Explain SMBC — the wiki for Saturday Morning Breakfast Cereal

adam39s-rib

2016-08-13 View on smbc-comics.com → 1 revision
adam39s-rib
Votey panel for adam39s-rib
This explanation is incomplete or may contain errors. It was generated by AI and has not yet been reviewed by a human editor.

Explanation

The Joke

The comic reimagines the Biblical story of God creating Eve from Adam's rib. God explains to Adam that he used a rib bone to create woman, which is why women are made of "magical bone" and are therefore "permanently soft everywhere." Adam asks why God told him to never cross a woman, and God explains it is because "since women are made from compressed bone, a single woman battling one hundred men is petrified of armies of planet-sized bone-people." The dialogue is deliberately garbled and nonsensical, treating the rib origin story as if it has absurd physical implications.

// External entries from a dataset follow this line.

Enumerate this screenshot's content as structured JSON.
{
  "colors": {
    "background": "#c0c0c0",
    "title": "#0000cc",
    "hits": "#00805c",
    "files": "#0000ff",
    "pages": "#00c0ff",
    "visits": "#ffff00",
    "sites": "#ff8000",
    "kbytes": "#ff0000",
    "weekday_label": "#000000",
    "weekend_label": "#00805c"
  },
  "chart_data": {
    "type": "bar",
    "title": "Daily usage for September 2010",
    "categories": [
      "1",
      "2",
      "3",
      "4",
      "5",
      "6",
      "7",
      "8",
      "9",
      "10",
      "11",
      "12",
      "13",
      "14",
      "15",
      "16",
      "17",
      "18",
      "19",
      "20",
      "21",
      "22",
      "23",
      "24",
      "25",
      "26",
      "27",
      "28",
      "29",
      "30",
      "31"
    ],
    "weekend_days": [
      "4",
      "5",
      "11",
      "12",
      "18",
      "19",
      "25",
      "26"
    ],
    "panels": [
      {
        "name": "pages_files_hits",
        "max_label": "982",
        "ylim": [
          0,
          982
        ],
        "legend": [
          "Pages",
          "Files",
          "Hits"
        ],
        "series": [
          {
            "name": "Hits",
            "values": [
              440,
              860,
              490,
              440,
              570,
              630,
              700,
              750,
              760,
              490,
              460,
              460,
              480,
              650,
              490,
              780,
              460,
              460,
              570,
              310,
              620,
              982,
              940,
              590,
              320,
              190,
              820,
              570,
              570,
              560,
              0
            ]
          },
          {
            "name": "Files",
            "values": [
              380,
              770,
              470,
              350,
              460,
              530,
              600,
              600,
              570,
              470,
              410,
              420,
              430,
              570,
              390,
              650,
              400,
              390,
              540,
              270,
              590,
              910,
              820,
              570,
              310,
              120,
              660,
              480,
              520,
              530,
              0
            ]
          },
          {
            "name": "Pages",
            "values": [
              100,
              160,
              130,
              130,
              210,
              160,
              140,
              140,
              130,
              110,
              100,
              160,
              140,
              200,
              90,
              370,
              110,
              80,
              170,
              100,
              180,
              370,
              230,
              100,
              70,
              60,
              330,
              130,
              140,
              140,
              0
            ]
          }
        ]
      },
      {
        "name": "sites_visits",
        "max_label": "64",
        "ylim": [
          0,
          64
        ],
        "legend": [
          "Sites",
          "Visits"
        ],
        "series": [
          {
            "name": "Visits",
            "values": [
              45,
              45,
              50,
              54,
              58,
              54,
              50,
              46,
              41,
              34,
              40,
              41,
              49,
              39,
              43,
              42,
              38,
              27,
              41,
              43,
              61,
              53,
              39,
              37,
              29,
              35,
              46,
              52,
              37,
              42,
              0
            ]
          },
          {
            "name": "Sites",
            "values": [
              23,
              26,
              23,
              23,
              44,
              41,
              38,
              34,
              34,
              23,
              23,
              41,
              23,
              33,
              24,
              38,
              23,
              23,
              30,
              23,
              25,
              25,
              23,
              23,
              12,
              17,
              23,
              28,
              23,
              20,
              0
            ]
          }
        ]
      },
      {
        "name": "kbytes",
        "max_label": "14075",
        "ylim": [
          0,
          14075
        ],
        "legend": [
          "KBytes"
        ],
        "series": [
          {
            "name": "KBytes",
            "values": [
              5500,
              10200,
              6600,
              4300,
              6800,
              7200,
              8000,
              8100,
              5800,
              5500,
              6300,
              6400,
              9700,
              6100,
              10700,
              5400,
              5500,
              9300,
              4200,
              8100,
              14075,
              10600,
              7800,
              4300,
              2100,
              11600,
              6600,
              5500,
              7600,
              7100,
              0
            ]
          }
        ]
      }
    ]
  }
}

The punchline comes in the final panels where God declares that "women are practically unstoppable in combat" and that permanent arms races exist to keep things safe, which is why "women's pants don't have pockets -- to level the playing field." The last panel has God saying he would start tucking his mom in every night, while Adam responds with shock: "You know that? You're outnumbered -- you have to love us all!"

The Humor

The comic satirizes the tendency to derive sweeping, absurd conclusions from the Genesis creation story. By taking the premise that Eve was literally made from a bone and extrapolating it to ridiculous extremes -- women being indestructible bone warriors, the lack of pockets in women's clothing being a deliberate safety measure -- Weinersmith mocks how people sometimes use origin myths to justify modern gender dynamics. The joke about women's pants not having pockets is a nod to a real and well-known complaint, here given the most absurd possible justification.

References

The comic references the Biblical account in Genesis 2:21-22, where God creates Eve from one of Adam's ribs. The "women's pants don't have pockets" joke references the long-standing and widely discussed design choice in women's fashion where pockets are often absent or impractically small compared to men's clothing.